Hi Jeffrey,
You complain about the behavior of others on this forum, but IMHO your own has been pretty poor. In your thread at Digium TDM2400P willl not dial out or receive calls , several members tried in good faith to help but were unsuccessful. Perhaps we didn’t ask the right questions or had insufficient knowledge. Eventually, you solved the problem yourself, but didn’t even have the courtesy to post the solution, which would be useful to someone else facing the same or a similar problem. Better, you should post:
- What turned out to be wrong.
- How you discovered what was wrong.
- Why you fixed it the way you did.
- If relevant, why it was hard (erroneous documentation, misleading error message, bad link, etc.)
This helps the makers of this fine hardware and software provide better documentation. It also helps those who answer to ask better questions and make better diagnoses. And, the thousands of lurkers who read this forum without asking or answering questions will learn something useful.
Next, when you post a log or other data, check that your post is easily readable; if not please edit it. If it gives me a headache to view, fat chance getting an answer. And if it’s longer than 100 lines or so, use http://pastebin.freepbx.org/ or a similar tool to reduce the clutter.

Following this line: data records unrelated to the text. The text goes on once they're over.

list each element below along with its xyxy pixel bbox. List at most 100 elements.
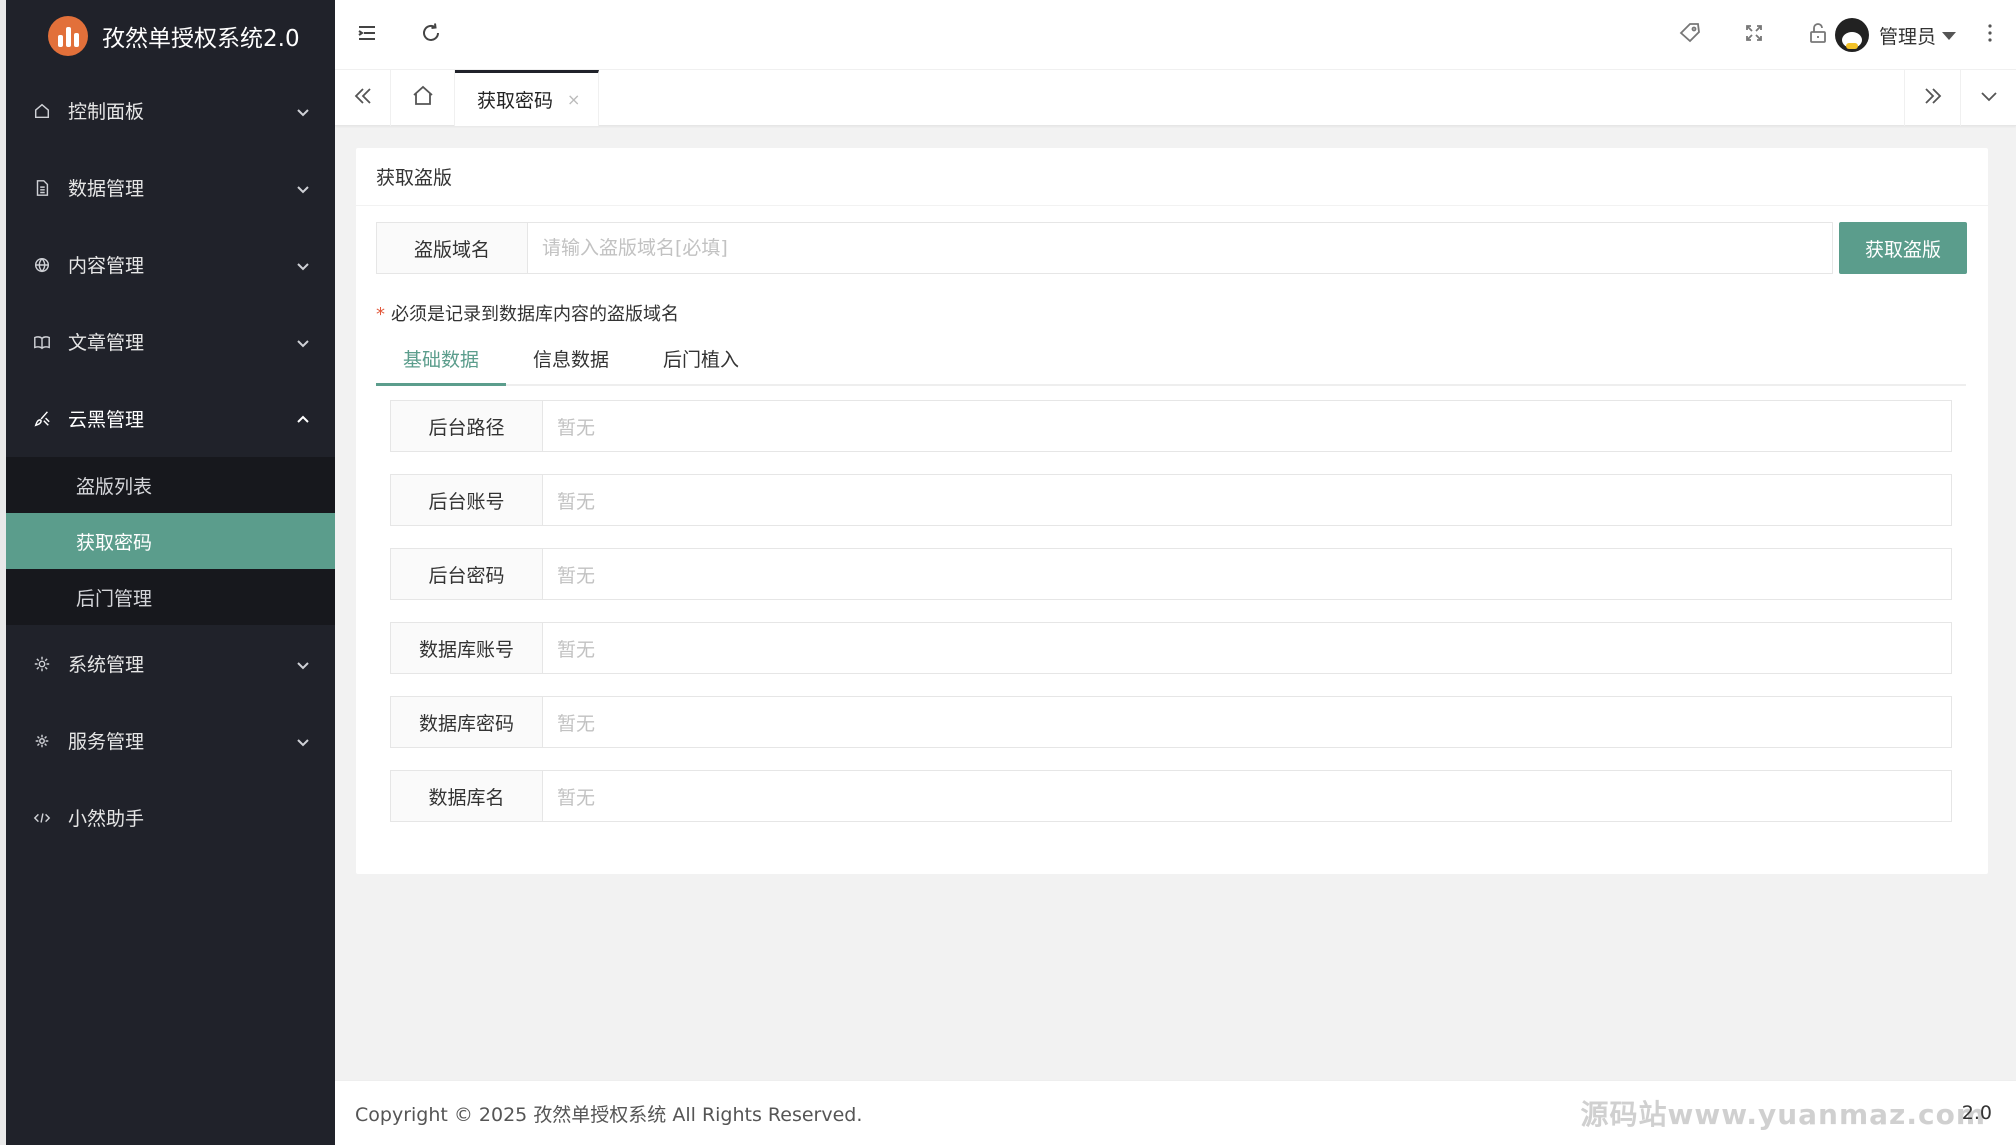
sidebar-subitem-get-password[interactable]: 获取密码 <box>6 513 335 569</box>
sidebar-item-content[interactable]: 内容管理 <box>6 226 335 303</box>
tabs-scroll-right-button[interactable] <box>1904 70 1960 126</box>
menu-toggle-button[interactable] <box>335 0 399 70</box>
gear-icon <box>32 654 52 674</box>
tab-info-data[interactable]: 信息数据 <box>506 332 636 384</box>
sidebar-item-data[interactable]: 数据管理 <box>6 149 335 226</box>
double-chevron-left-icon <box>351 84 375 112</box>
field-admin-account: 后台账号 暂无 <box>390 474 1952 526</box>
sidebar-item-service[interactable]: 服务管理 <box>6 702 335 779</box>
sidebar-item-articles[interactable]: 文章管理 <box>6 303 335 380</box>
sidebar-item-label: 服务管理 <box>68 731 145 753</box>
chevron-down-icon <box>295 257 311 273</box>
book-icon <box>32 332 52 352</box>
field-value[interactable]: 暂无 <box>542 696 1952 748</box>
user-name: 管理员 <box>1878 25 1936 48</box>
sidebar: 孜然单授权系统2.0 控制面板 数据管理 内容管理 文章管理 云黑管理 盗版列表… <box>0 0 335 1145</box>
sidebar-subitem-backdoor[interactable]: 后门管理 <box>6 569 335 625</box>
tab-backdoor-implant[interactable]: 后门植入 <box>636 332 766 384</box>
sidebar-item-system[interactable]: 系统管理 <box>6 625 335 702</box>
document-icon <box>32 178 52 198</box>
field-db-name: 数据库名 暂无 <box>390 770 1952 822</box>
watermark: 源码站www.yuanmaz.com <box>1580 1097 1986 1131</box>
chevron-down-icon <box>295 103 311 119</box>
fullscreen-button[interactable] <box>1722 0 1786 70</box>
more-button[interactable] <box>1964 0 2016 70</box>
field-label: 数据库密码 <box>390 696 543 748</box>
home-icon <box>32 101 52 121</box>
tag-button[interactable] <box>1658 0 1722 70</box>
field-value[interactable]: 暂无 <box>542 548 1952 600</box>
refresh-button[interactable] <box>399 0 463 70</box>
field-db-password: 数据库密码 暂无 <box>390 696 1952 748</box>
tabs-dropdown-button[interactable] <box>1960 70 2016 126</box>
sidebar-nav-lower: 系统管理 服务管理 小然助手 <box>6 625 335 856</box>
home-icon <box>411 84 435 112</box>
sidebar-item-cloud-black[interactable]: 云黑管理 <box>6 380 335 457</box>
globe-icon <box>32 255 52 275</box>
avatar <box>1834 18 1869 52</box>
top-header: 管理员 <box>335 0 2016 70</box>
tag-icon <box>1678 21 1702 49</box>
chevron-down-icon <box>295 733 311 749</box>
card-title: 获取盗版 <box>356 148 1988 206</box>
field-value[interactable]: 暂无 <box>542 770 1952 822</box>
tab-label: 获取密码 <box>477 90 554 112</box>
field-label: 后台路径 <box>390 400 543 452</box>
domain-label: 盗版域名 <box>376 222 528 274</box>
sidebar-item-label: 文章管理 <box>68 332 145 354</box>
code-icon <box>32 808 52 828</box>
field-label: 后台账号 <box>390 474 543 526</box>
tab-basic-data[interactable]: 基础数据 <box>376 332 507 386</box>
sidebar-item-label: 控制面板 <box>68 101 145 123</box>
lock-icon <box>1806 21 1830 49</box>
field-value[interactable]: 暂无 <box>542 474 1952 526</box>
field-label: 数据库名 <box>390 770 543 822</box>
close-icon[interactable]: × <box>567 90 580 109</box>
piracy-domain-input[interactable] <box>527 222 1833 274</box>
app-logo[interactable]: 孜然单授权系统2.0 <box>6 0 335 72</box>
sidebar-item-dashboard[interactable]: 控制面板 <box>6 72 335 149</box>
caret-down-icon <box>1942 32 1956 40</box>
chevron-down-icon <box>295 656 311 672</box>
page-tabbar: 获取密码 × <box>335 70 2016 126</box>
refresh-icon <box>419 21 443 49</box>
sidebar-nav: 控制面板 数据管理 内容管理 文章管理 云黑管理 <box>6 72 335 457</box>
required-hint: * 必须是记录到数据库内容的盗版域名 <box>376 300 679 326</box>
field-admin-path: 后台路径 暂无 <box>390 400 1952 452</box>
more-vertical-icon <box>1978 21 2002 49</box>
field-value[interactable]: 暂无 <box>542 400 1952 452</box>
required-star: * <box>376 304 385 325</box>
get-piracy-button[interactable]: 获取盗版 <box>1839 222 1967 274</box>
tabs-scroll-left-button[interactable] <box>335 70 391 126</box>
service-icon <box>32 731 52 751</box>
tab-get-password[interactable]: 获取密码 × <box>455 70 599 126</box>
hint-text: 必须是记录到数据库内容的盗版域名 <box>391 304 679 325</box>
sidebar-item-label: 系统管理 <box>68 654 145 676</box>
content-card: 获取盗版 盗版域名 获取盗版 * 必须是记录到数据库内容的盗版域名 基础数据 信息… <box>356 148 1988 874</box>
logo-icon <box>48 16 88 56</box>
app-title: 孜然单授权系统2.0 <box>102 26 300 52</box>
copyright-text: Copyright © 2025 孜然单授权系统 All Rights Rese… <box>355 1103 863 1126</box>
field-admin-password: 后台密码 暂无 <box>390 548 1952 600</box>
home-tab[interactable] <box>391 70 455 126</box>
field-label: 数据库账号 <box>390 622 543 674</box>
chevron-down-icon <box>295 334 311 350</box>
brush-icon <box>32 409 52 429</box>
sidebar-item-assistant[interactable]: 小然助手 <box>6 779 335 856</box>
user-menu[interactable]: 管理员 <box>1834 0 1956 70</box>
version-text: 2.0 <box>1961 1101 1992 1124</box>
double-chevron-right-icon <box>1921 84 1945 112</box>
fullscreen-icon <box>1742 21 1766 49</box>
menu-fold-icon <box>355 21 379 49</box>
result-fields: 后台路径 暂无 后台账号 暂无 后台密码 暂无 数据库账号 暂无 数据库密码 暂… <box>390 400 1952 844</box>
chevron-down-icon <box>295 180 311 196</box>
sidebar-item-label: 数据管理 <box>68 178 145 200</box>
piracy-search-row: 盗版域名 获取盗版 <box>376 222 1967 274</box>
sidebar-subitem-piracy-list[interactable]: 盗版列表 <box>6 457 335 513</box>
chevron-down-icon <box>1977 84 2001 112</box>
sidebar-item-label: 内容管理 <box>68 255 145 277</box>
field-db-account: 数据库账号 暂无 <box>390 622 1952 674</box>
field-value[interactable]: 暂无 <box>542 622 1952 674</box>
sidebar-item-label: 云黑管理 <box>68 409 145 431</box>
sidebar-subnav: 盗版列表 获取密码 后门管理 <box>6 457 335 625</box>
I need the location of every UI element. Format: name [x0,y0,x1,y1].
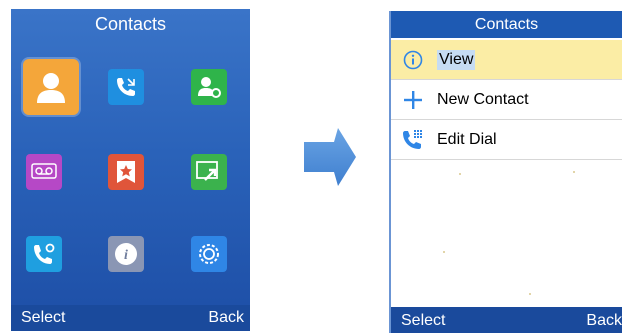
dialpad-phone-icon [401,128,425,152]
transition-arrow-icon [304,128,356,186]
screen-speck [573,171,575,173]
system-settings-icon[interactable] [191,236,227,272]
contact-settings-icon[interactable] [191,69,227,105]
menu-item-new-contact[interactable]: New Contact [391,80,622,120]
back-softkey[interactable]: Back [586,312,622,330]
screen-speck [443,251,445,253]
transfer-icon[interactable] [191,154,227,190]
right-softkey-bar: Select Back [391,307,622,333]
menu-item-view[interactable]: View [391,40,622,80]
right-screen-title: Contacts [391,11,622,38]
select-softkey[interactable]: Select [401,312,445,330]
info-icon[interactable]: i [108,236,144,272]
menu-item-label: Edit Dial [437,130,497,148]
contacts-menu-screen: Contacts View New Contact Edit Dial Sele… [389,11,622,333]
svg-text:i: i [124,248,128,263]
left-softkey-bar: Select Back [11,305,250,331]
favorites-icon[interactable] [108,154,144,190]
back-softkey[interactable]: Back [208,309,244,327]
contacts-icon[interactable] [23,59,79,115]
contacts-app-grid-screen: Contacts i Select Back [11,9,250,331]
left-screen-title: Contacts [94,14,167,34]
screen-speck [529,293,531,295]
menu-item-edit-dial[interactable]: Edit Dial [391,120,622,160]
menu-item-label: New Contact [437,90,529,108]
info-circle-icon [401,48,425,72]
call-settings-icon[interactable] [26,236,62,272]
screen-speck [459,173,461,175]
select-softkey[interactable]: Select [21,309,65,327]
call-history-icon[interactable] [108,69,144,105]
plus-icon [401,88,425,112]
menu-item-label: View [437,49,476,70]
voicemail-icon[interactable] [26,154,62,190]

In defense of dicko, who is an awesome resource on this forum: Cisco phones are solidly built, very reliable, have excellent voice quality and a great feature set. Most fortune 500 companies use them, for good reason. President Trump said “These are the most beautiful phones I’ve ever used in my life.” https://www.nytimes.com/2017/01/25/us/politics/president-trump-white-house.html . However, >95% are used with Cisco proprietary Call Manager systems and most of the rest are deployed by IT experts in large organizations. Unless your goal is to learn about these complex monsters, they are not for amateurs! OTOH, a cheap Chinese phone (Grandstream, Yealink, HTek, etc.) can be easily configured with FreePBX in just a few minutes; most readers of this forum can do this without consulting any documentation.
Back on topic:
In the phone, try setting SIP Proxy to
192.168.1.123:5160
(replace 192.168.1.123 with LAN IP address of your PBX)
and use a short secret.
If no luck, I suggest that you shut down the phone and configure a softphone such as PhoneLite as extension 501. If you have trouble, report details. Once you get that working, you’ll know what configuration is needed for the Cisco and your ‘only’ problem will be learning how to get those values into your phone.